Hedge funds, said to rely heavily on surprises to power their computer-driven stock selection strategies, keep the details secret. But that's not the case for Pradeep Bonde, who publishes a blog called StockBee at StockBee.blogspot.com. Bonde follows a strategy based on tracking surprises that, reportedly, has been producing high double-digit annual returns for several years.
8 comments:
what do you think of zacks.com and their earning momentum strategy?
It is a good starting point for learning.
I would like to comment about earning suprises I do not believe that its possible to make accurate earnings predictions.
You don't need to make earnings prediction.
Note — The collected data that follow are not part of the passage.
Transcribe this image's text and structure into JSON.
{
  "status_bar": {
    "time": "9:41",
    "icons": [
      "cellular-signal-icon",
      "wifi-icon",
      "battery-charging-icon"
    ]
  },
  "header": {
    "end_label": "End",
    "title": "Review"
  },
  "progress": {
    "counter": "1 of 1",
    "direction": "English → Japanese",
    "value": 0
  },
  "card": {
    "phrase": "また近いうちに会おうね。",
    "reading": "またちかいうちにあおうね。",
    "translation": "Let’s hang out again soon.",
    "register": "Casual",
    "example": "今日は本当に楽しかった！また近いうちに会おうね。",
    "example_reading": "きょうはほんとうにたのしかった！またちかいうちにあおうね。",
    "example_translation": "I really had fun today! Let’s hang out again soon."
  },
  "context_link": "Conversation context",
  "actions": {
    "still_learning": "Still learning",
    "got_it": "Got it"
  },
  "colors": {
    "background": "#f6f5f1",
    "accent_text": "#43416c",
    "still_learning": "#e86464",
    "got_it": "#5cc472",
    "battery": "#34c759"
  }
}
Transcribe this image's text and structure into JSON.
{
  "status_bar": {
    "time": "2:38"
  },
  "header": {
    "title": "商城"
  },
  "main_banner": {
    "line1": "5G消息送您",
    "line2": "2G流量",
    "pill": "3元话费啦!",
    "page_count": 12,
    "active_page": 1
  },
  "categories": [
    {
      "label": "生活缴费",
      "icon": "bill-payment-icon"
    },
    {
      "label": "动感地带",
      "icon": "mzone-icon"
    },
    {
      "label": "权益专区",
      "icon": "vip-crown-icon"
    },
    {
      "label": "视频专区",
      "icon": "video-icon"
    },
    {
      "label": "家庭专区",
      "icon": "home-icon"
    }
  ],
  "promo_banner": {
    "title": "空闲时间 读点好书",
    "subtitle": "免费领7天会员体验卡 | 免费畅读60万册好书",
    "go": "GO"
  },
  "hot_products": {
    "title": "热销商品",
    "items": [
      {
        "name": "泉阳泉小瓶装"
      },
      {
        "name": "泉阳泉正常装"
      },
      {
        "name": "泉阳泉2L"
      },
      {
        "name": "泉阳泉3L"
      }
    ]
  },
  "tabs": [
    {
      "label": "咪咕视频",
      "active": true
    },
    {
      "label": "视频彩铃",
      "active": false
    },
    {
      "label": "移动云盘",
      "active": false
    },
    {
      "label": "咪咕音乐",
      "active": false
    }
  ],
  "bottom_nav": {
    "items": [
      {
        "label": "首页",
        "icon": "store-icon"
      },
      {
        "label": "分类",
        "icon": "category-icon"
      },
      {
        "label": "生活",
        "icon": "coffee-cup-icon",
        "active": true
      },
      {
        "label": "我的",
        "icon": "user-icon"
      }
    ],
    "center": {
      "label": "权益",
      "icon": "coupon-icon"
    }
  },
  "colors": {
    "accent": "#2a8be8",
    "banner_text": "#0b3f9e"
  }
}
Earnings surprise is actual earnings vs analyst consensus of earnings. For example analyst expect XYZ to make 10 cents but the actual earnings are 40 cents then that company has 30 cents earnings surprise.
Do you think this strategy still works? Nowadays, surprise positive earnings don't seem to necessary work. Some simply result in a 1day jump in price then fade. Others will gap up in price but fall during the day and subsequent days will simply consolidate at that level.
It still works
Hi,
Do you need the same pattern to trade earning suprises like momentum burst,or you use only the 4% gain rule, and don't care about 3-20 day correction, low range days, etc. before breakout?